In the morning I got a better tour of the zoo and then by the time I got started it was almost noon, for the family insisted I stayed for a long time-consuming breakfast. Mongolians are fond of their meat, I don't think it's a destination for vegetarians! I have been told that one of the reasons they eat vast quantities is because not only do they need the extra protein because of the harsh climate, but also because there is a glut on the price as so many farmers want to quickly due to the short lifespan of the animals that die because of the cold.
That day the weather was pleasant and I walked long and hard. By eleven o'clock I got to a petrol station on the outskirts of the Mongolian capital, home to half of the landlocked countries 2.8 million people. I asked the woman who worked there to call Tuya and while I waited she invited me inside for a bowl of beef stew and tea, for it was a bitter cold night.
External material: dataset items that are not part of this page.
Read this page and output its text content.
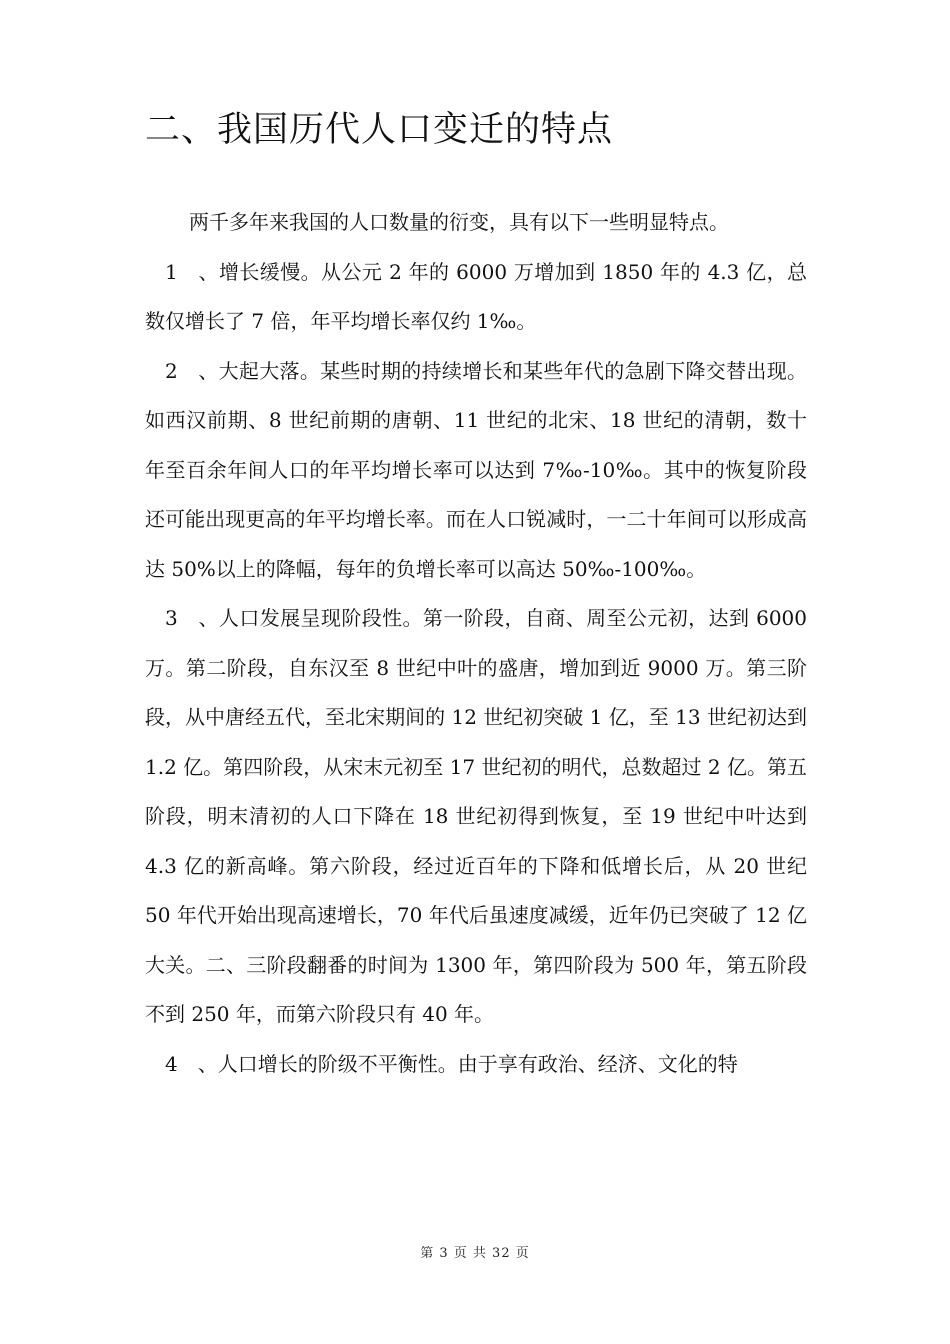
二、我国历代人口变迁的特点

两千多年来我国的人口数量的衍变，具有以下一些明显特点。

1　、增长缓慢。从公元 2 年的 6000 万增加到 1850 年的 4.3 亿，总数仅增长了 7 倍，年平均增长率仅约 1‰。

2　、大起大落。某些时期的持续增长和某些年代的急剧下降交替出现。如西汉前期、8 世纪前期的唐朝、11 世纪的北宋、18 世纪的清朝，数十年至百余年间人口的年平均增长率可以达到 7‰-10‰。其中的恢复阶段还可能出现更高的年平均增长率。而在人口锐减时，一二十年间可以形成高达 50%以上的降幅，每年的负增长率可以高达 50‰-100‰。

3　、人口发展呈现阶段性。第一阶段，自商、周至公元初，达到 6000 万。第二阶段，自东汉至 8 世纪中叶的盛唐，增加到近 9000 万。第三阶段，从中唐经五代，至北宋期间的 12 世纪初突破 1 亿，至 13 世纪初达到 1.2 亿。第四阶段，从宋末元初至 17 世纪初的明代，总数超过 2 亿。第五阶段，明末清初的人口下降在 18 世纪初得到恢复，至 19 世纪中叶达到 4.3 亿的新高峰。第六阶段，经过近百年的下降和低增长后，从 20 世纪 50 年代开始出现高速增长，70 年代后虽速度减缓，近年仍已突破了 12 亿大关。二、三阶段翻番的时间为 1300 年，第四阶段为 500 年，第五阶段不到 250 年，而第六阶段只有 40 年。

4　、人口增长的阶级不平衡性。由于享有政治、经济、文化的特

第 3 页 共 32 页
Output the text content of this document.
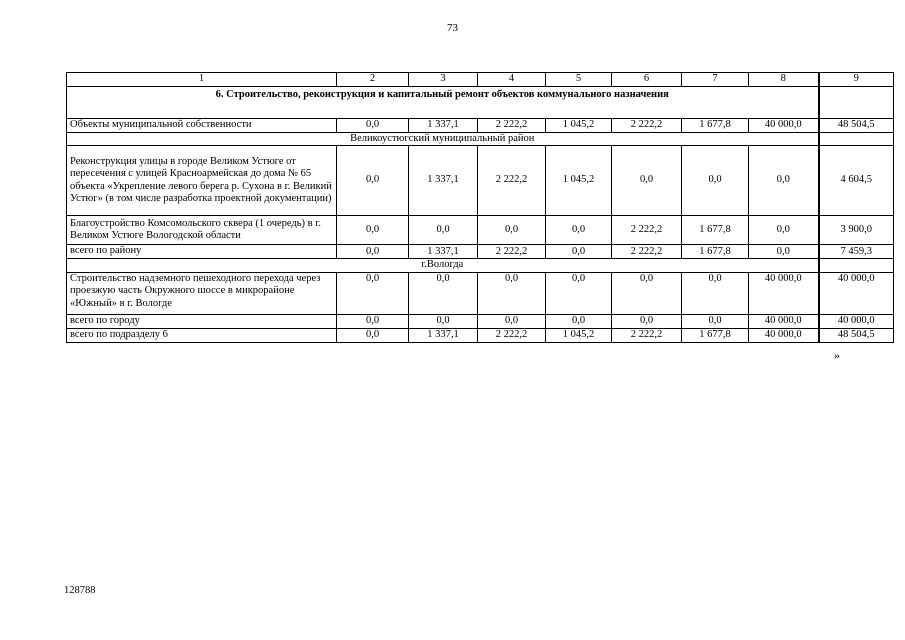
73
1	2	3	4	5	6	7	8	9
6. Строительство, реконструкция и капитальный ремонт объектов коммунального назначения								
Объекты муниципальной собственности	0,0	1 337,1	2 222,2	1 045,2	2 222,2	1 677,8	40 000,0	48 504,5
Великоустюгский муниципальный район								
Реконструкция улицы в городе Великом Устюге от пересечения с улицей Красноармейская до дома № 65 объекта «Укрепление левого берега р. Сухона в г. Великий Устюг» (в том числе разработка проектной документации)	0,0	1 337,1	2 222,2	1 045,2	0,0	0,0	0,0	4 604,5
Благоустройство Комсомольского сквера (1 очередь) в г. Великом Устюге Вологодской области	0,0	0,0	0,0	0,0	2 222,2	1 677,8	0,0	3 900,0
всего по району	0,0	1 337,1	2 222,2	0,0	2 222,2	1 677,8	0,0	7 459,3
г.Вологда								
Строительство надземного пешеходного перехода через проезжую часть Окружного шоссе в микрорайоне «Южный» в г. Вологде	0,0	0,0	0,0	0,0	0,0	0,0	40 000,0	40 000,0
всего по городу	0,0	0,0	0,0	0,0	0,0	0,0	40 000,0	40 000,0
всего по подразделу 6	0,0	1 337,1	2 222,2	1 045,2	2 222,2	1 677,8	40 000,0	48 504,5
»
128788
Tuya'shouse was about 10 kilometres and despite the offer of a bed in the petrol station office I walked on for Tuya understood I need to get to the Vietnamese embassy the next morning. So when she insisted on wanting to help me in whatever way she could and it was not too late for her; I said thatI would meet her in two hours on the road. Sure enough, she was there, along with Tsogolo, the taxi driver who had driven her to Jacks Coffee a couple of nights ago, for he had become curious of my mission and now we were all friends! They escorted me to Tuya's house where we celebrated my arrival until 4 am. I had walked 55 kilometres that day. It was difficult getting up to go to the Vietnam embassy that morning! First I had to get visa photos and sure enough, Tuya knew the place. thanks to the Vietnam Second Secretary Mr. Do Dinh Tu for rushing through my multi-entry visa. I picked it up the next day, Friday and saved me a couple of days.